In offensive battles from July 1 to July 17, the division, overcoming the resistance of the German troops, advanced ahead of 250 kilometers and forced Neman from the go. When forceing the river on July 14, Chernov boldly and resolutely managed the advanced parts and artillery, which made it possible to put the enemy a big damage in a living force and military equipment. During these battles, 400 soldiers and officers of the enemy were destroyed by the Division, 56 guns, 37 tanks, 224 machine guns. 600 German soldiers and officers were captured.

On July 1, the Radio was transferred by the order of the Supreme Commander, in which the successful fighting of the 26th Guards Rifle Division and its commander Chernov was observed. For the skillful leadership of the troops during the forcing of Berezina and Nemman, General Chernov was represented by Colonel-General K. N. Galitsky to the title of Hero of the Soviet Union.

From the fall of 1944 to April 1945, the 26th Infantry Division was fighting on the territory of East Prussia. On the morning of January 30, 1945, the advanced part of the division, breaking through German defense, reached the coast of Friesshez Huff Bay (now Kaliningrad Bay), thereby cut off Königsberg and all Eastern Prussia from the main forces of the German army. As a result of a long battle, with three-four-fold superiority of the enemy in a living force and absolute in tanks, the Soviet fighters were moved away from their turn. Chernov himself was injured.

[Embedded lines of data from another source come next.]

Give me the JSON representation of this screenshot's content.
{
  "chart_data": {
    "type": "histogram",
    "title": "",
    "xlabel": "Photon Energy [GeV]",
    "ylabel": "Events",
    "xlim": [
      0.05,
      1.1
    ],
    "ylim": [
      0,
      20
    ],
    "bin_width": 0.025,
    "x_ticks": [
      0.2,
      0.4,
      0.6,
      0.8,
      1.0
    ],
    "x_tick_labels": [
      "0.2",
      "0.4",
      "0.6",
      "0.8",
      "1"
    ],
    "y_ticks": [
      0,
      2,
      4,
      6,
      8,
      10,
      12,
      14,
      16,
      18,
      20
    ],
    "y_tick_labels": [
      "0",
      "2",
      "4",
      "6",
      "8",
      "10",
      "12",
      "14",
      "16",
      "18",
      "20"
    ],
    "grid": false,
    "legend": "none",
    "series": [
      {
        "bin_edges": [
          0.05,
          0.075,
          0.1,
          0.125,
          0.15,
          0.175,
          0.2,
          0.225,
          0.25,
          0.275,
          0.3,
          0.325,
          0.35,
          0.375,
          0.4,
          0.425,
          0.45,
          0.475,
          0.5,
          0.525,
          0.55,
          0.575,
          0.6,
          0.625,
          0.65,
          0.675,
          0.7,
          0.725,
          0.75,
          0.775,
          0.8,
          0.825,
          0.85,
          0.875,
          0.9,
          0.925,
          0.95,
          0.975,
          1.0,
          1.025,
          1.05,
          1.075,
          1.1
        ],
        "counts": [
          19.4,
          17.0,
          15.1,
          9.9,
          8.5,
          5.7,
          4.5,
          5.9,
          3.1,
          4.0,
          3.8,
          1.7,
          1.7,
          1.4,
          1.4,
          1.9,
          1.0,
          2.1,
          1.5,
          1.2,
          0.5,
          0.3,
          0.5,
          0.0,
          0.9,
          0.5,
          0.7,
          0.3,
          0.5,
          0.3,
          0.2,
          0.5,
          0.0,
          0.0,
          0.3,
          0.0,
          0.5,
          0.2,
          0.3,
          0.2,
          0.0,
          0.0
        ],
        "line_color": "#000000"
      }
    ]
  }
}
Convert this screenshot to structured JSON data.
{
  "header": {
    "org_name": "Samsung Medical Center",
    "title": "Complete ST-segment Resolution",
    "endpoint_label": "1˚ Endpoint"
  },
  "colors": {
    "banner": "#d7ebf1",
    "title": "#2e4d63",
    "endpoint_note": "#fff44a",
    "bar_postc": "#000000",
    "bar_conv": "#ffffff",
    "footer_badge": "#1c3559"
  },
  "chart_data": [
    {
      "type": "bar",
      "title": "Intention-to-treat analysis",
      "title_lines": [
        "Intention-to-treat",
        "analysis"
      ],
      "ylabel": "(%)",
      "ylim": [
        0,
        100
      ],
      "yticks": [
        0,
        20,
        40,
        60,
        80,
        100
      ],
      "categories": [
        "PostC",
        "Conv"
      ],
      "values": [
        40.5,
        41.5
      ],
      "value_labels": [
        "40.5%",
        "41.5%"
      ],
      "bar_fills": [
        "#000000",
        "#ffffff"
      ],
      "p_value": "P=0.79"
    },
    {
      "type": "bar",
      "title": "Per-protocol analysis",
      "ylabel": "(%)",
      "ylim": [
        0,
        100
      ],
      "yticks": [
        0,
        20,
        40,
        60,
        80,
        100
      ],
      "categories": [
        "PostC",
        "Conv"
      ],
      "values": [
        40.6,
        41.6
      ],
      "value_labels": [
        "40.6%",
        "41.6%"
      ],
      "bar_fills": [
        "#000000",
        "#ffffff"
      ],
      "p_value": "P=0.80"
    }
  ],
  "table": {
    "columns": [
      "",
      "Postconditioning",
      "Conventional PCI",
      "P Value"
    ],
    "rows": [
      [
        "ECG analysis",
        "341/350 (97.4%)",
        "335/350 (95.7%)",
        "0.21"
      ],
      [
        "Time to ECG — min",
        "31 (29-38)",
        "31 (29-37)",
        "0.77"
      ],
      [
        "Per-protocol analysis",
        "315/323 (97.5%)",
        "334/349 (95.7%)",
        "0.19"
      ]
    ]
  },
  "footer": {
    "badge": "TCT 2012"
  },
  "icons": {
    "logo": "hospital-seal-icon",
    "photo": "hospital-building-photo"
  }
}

Decree of the Presidium of the Supreme Soviet of the USSR dated May 29, 1945 for the successful leadership of the units and the courage and courage, the Hero of the Soviet Union, was awarded the title of Hero of the Soviet Union.

After the war

The victory of Chernov met in the hospital. In 1948 he graduated from the Higher Academic Military Courses at the General Staff Academy. He served in various divisions in Omsk, Western Ukraine.

In 1958, he went to the reserve in the rank of Major General.

Awards

  • Hero of the Soviet Union (Decree of the Presidium of the Supreme Soviet of the USSR of September 8, 1945, the Medal "Golden Star" No. 5039);
  • two orders of Lenin (April 19, 1945, April 30, 1945);
  • four Orders of the Red Banner (March 6, 1943, March 7, 1944, November 3, 1944, June 13, 1952);
  • order of Suvorov II degree (October 11, 1943);
  • order of Kutuzov II degree (July 4, 1944);
  • order of the Red Star (December 30, 1956);
  • medals.

Memory

The name of Chernova is called the street in the city of Neve.

In the village of Karagayl Prokopyevsky district of the Kemerovo region, where Chernov was born, on May 5, 2008, a memorial plaque was solemnly opened in memory of him.